PDCI : les dessous d’une résurrection

On croyait le parti de l’ancien président Konan Bédié incapable de sortir du coma profond dans lequel l’a plongé le putsch de 1999. Erreur ! L’affaire du Port autonome d’Abidjan lui redonne une nouvelle vigueur.

Publié le 15 mars 2004 Lecture : 7 minutes.

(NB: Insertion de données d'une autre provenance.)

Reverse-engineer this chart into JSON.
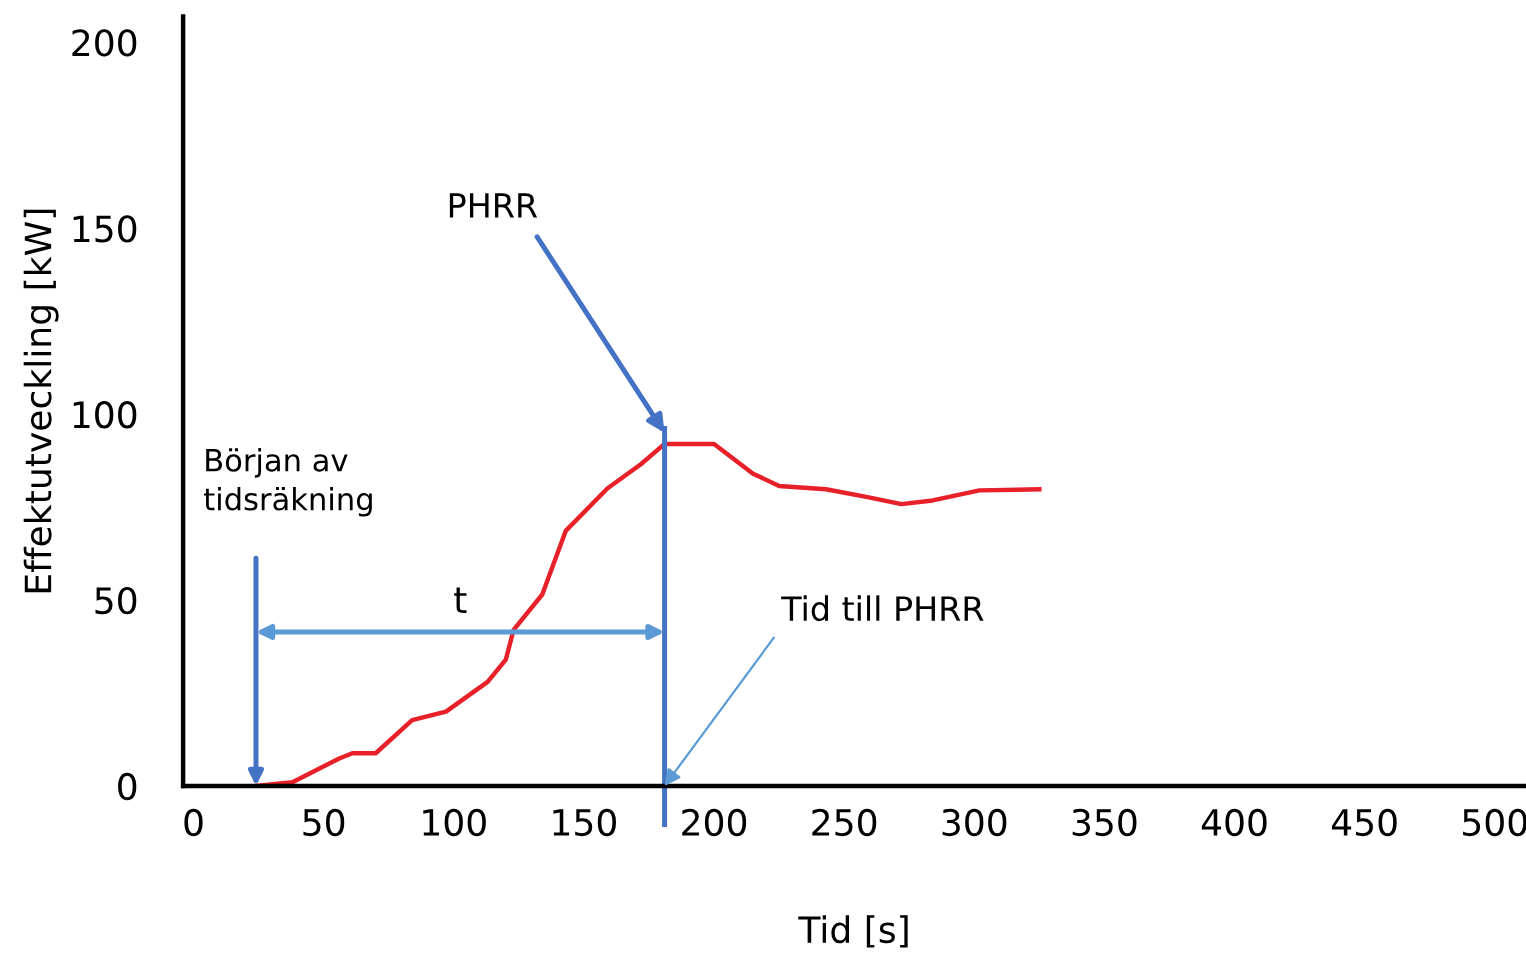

Le clash menaçait depuis longtemps. Il a éclaté le 5 mars. Ce jour-là, le Parti démocratique de Côte d’Ivoire (PDCI) décide de bouder les travaux du Conseil des ministres. Ce n’est encore qu’une saute d’humeur, un « débrayage »… Mais quarante-huit heures plus tard, avec le soutien de la plupart des formations participant au gouvernement de réconciliation nationale dirigé par Seydou Elimane Diarra, l’ex-parti au pouvoir suspend bel et bien la participation de ses sept représentants. Le 10 mars, le PDCI et ses alliés de circonstance rappellent leurs ministres « pour consultation » et s’entendent sur le principe d’une grande manifestation, dont la date n’est pas encore arrêtée. Motif de la colère des « pédécistes » : la concession au groupe français Bolloré, pour une durée de quinze ans renouvelable pour dix ans, du terminal à conteneurs de Vridi. Le tout pour 5,5 milliards de F CFA (8,4 millions d’euros) et une promesse d’investissements de 23 milliards de F CFA.
Tout commence au début de l’année. Le Port autonome d’Abidjan (PAA), dont le patron, Marcel Gossio, est un membre « pur sucre » du Front populaire ivoirien (FPI), la formation du président Gbagbo, annonce que l’entreprise française assurera à partir du 1er mars la gestion et l’exploitation dudit terminal. Problème : l’accord a été conclu de gré à gré avec le ministère de l’Économie et des Finances que dirige Paul-Antoine Bohoun Bouabré, autre fidèle de Gbagbo. Sans appel d’offres et sans le feu vert du département de tutelle, celui des Infrastructures économiques. Patrick Achi, le ministre concerné, est membre du PDCI. « On fait beaucoup d’histoires pour pas grand-chose, commente Aubert Zohoré, le directeur de cabinet de Bohoun Bouabré. Une seule question se pose : l’opération était-elle régulière ? Pour nous, la réponse est oui. La passation de gré à gré est prévue par les textes en cas de situation exceptionnelle. »
Zohoré fait-il allusion à la crise dont le pays tente de sortir depuis le 19 septembre 2002 ? Ou à l’échec de deux appels d’offres ? Quoi qu’il en soit, son patron confirme ses déclarations : la concession a été attribuée conformément à la loi. « C’est une décision responsable, précise Bohoun Bouabré. Notre devoir est de veiller à ce que le port soit compétitif. » Achi n’en est pas convaincu, loin s’en faut. Des tractations s’engagent. Parasitées par des arrière-pensées politiques et des querelles de compétences, elles échouent. Le désaccord entre les deux ministres d’État est désormais public. De guerre lasse, Achi se résout à monter au créneau.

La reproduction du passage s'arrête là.